TRILLICK have arguably been the most consistent force in Tyrone championship football since claiming a sensational senior title in 2015, but assistant manager Liam Donnelly knows it would be foolish to look beyond Friday evening’s first-round clash against Galbally.

St Macartan’s recent record at this level speaks for itself – O’Neill Cup triumphs in 2015 and 2019 the obvious highlights, while they came agonisingly close to completing an elusive back-to-back in last year’s penalty shoot-out defeat to Dungannon Clarkes.

But redemption can wait as their main priority this week is navigating an opening round tie against Galbally for the second year running.

A handful of late Lee Brennan frees did the job when they met at the same juncture last season, and while Galbally have had a forgettable league campaign, Liam Donnelly isn’t expecting anything easy when the teams lock horns this Friday evening.

“Galbally are like any club with a few county players, when they’re missing and you add in a few injuries, it can be a struggle.

“But they’re a very resilient club. Last year we drew with them in the league, and when we played them in the championship, by God, lady luck shone on Trillick.

“We got a very fortuitious goal whereas we cleared a goal chance off the lad. Lee got a few points late on to get us over the line, but they’re a very well-organised, tenacious team. They’re a very good team and have been particularly impressive at underage level in years gone by.”
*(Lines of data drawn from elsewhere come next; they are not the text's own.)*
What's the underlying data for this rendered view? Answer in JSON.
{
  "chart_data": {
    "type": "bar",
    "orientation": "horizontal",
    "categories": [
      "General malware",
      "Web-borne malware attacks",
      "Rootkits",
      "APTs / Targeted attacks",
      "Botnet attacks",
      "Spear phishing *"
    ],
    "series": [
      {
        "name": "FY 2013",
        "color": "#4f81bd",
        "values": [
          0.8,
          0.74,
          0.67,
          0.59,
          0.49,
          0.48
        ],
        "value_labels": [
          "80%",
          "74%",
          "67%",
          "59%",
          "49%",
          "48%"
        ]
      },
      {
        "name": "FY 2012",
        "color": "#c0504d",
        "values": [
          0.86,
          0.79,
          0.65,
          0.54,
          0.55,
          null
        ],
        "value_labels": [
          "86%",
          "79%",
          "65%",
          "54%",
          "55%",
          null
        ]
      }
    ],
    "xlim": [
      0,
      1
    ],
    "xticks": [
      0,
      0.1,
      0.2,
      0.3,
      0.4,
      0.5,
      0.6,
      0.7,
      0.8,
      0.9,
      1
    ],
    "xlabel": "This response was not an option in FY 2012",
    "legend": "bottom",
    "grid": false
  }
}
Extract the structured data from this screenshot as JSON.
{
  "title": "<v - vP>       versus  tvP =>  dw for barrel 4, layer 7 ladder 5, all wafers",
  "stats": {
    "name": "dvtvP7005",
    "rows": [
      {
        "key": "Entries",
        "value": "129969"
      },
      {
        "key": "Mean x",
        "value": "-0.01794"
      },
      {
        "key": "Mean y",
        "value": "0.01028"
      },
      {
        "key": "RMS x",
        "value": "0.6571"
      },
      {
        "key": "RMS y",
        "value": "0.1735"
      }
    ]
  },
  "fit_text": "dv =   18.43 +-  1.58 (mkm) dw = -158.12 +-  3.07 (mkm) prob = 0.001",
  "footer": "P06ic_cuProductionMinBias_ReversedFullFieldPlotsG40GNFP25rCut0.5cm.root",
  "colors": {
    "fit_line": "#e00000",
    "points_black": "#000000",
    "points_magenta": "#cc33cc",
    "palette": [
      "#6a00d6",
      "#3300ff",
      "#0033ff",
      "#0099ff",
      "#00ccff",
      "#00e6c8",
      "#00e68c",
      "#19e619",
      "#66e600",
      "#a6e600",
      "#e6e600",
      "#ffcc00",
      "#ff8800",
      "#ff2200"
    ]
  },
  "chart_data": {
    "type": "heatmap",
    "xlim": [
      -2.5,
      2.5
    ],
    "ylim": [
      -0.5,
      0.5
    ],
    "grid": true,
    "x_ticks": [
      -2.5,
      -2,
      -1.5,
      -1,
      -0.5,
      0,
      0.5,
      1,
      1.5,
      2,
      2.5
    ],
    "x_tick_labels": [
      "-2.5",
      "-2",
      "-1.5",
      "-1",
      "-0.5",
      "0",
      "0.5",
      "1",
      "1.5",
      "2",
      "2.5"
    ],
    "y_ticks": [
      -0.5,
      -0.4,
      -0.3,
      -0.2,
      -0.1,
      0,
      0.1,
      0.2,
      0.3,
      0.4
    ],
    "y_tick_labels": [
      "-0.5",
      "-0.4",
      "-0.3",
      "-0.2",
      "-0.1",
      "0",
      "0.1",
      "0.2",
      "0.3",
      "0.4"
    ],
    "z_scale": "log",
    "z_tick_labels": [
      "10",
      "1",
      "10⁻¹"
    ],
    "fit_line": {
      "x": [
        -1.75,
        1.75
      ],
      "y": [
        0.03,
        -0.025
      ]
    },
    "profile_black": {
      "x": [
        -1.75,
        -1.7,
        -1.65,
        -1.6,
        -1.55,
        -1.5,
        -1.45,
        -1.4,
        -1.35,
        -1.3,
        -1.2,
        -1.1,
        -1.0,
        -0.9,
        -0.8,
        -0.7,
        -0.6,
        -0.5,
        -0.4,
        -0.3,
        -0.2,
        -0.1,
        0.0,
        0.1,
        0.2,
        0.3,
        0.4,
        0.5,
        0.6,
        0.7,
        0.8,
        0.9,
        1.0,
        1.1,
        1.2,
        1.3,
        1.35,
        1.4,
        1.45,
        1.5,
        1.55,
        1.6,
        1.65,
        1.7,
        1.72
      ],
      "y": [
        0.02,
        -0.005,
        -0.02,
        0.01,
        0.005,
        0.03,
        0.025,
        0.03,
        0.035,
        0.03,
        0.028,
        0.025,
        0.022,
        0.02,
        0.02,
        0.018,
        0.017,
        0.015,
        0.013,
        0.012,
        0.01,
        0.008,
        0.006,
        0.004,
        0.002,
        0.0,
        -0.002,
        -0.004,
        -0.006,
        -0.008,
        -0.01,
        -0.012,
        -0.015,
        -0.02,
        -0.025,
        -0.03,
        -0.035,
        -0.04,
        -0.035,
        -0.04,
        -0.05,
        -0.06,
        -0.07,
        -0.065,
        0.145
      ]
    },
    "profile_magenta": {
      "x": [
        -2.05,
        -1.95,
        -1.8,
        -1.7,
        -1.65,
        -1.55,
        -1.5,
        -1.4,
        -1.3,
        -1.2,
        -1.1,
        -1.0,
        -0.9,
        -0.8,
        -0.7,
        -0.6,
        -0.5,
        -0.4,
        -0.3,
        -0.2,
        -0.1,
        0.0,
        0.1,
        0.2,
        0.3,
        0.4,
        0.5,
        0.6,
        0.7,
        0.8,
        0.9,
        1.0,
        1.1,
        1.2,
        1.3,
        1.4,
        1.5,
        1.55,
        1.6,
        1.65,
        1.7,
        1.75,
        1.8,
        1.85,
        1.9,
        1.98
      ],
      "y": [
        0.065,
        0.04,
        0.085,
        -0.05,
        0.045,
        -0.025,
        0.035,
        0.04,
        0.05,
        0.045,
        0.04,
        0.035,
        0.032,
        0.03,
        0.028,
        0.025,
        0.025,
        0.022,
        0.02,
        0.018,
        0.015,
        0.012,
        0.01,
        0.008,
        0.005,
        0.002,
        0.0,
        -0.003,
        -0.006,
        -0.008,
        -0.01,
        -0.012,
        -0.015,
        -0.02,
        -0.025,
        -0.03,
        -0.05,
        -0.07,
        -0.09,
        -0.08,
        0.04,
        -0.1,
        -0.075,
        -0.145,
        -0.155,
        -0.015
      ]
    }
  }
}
Trillick are impacted by starred fixtures more than most as they have four players on the county set-up – Lee and Rory Brennan and Liam’s sons Mattie and Richie. They’ve done well in the circumstances, and when they seemed to hit the rocks with successive defeats to Dromore and Coalisland in the league, they rebounded with a draw against Carrickmore and victory over Omagh.

Donnelly said: “We’re happy enough with the league. We were missing the county players but we knew that would be the case before we started.

“You pick up a few injuries as well, and that gave us a chance to look at our panel in depth. There were some very good games, some very good results, and some that didn’t go so well, but that’s the same with most clubs.”

Before this year, Trillick’s only All-Ireland SFC winner was Niall Gormley. Now they have four other players with Celtic Crosses in their back-pocket, and Donnelly says that means the world to a club like Trillick.

“It’s brilliant – any time an All-Ireland comes to a club, it’s unreal, and it’s a good boost to the fellas to for all the work they’ve put in. It’s the same with the likes of Petie Harte, they’ve all put in years of work and that was their just reward. The likes of ourselves, Pomeroy, Galbally, we’re all small clubs and we’re glad to see All-Ireland medals coming our way.”

Losing last year’s championship final on penalties to Dungannon was a major body blow, but Donnelly is philosophical about the way it all panned out.

“We were disappointed to lose on a penalty shoot-out but the rules were the same for Dungannon as they were for us. We’d have taken it if we’d won on penalties, and we defeated Killyclogher in the same scenario in the quarter-finals. It was the rules of the competition and that’s it.”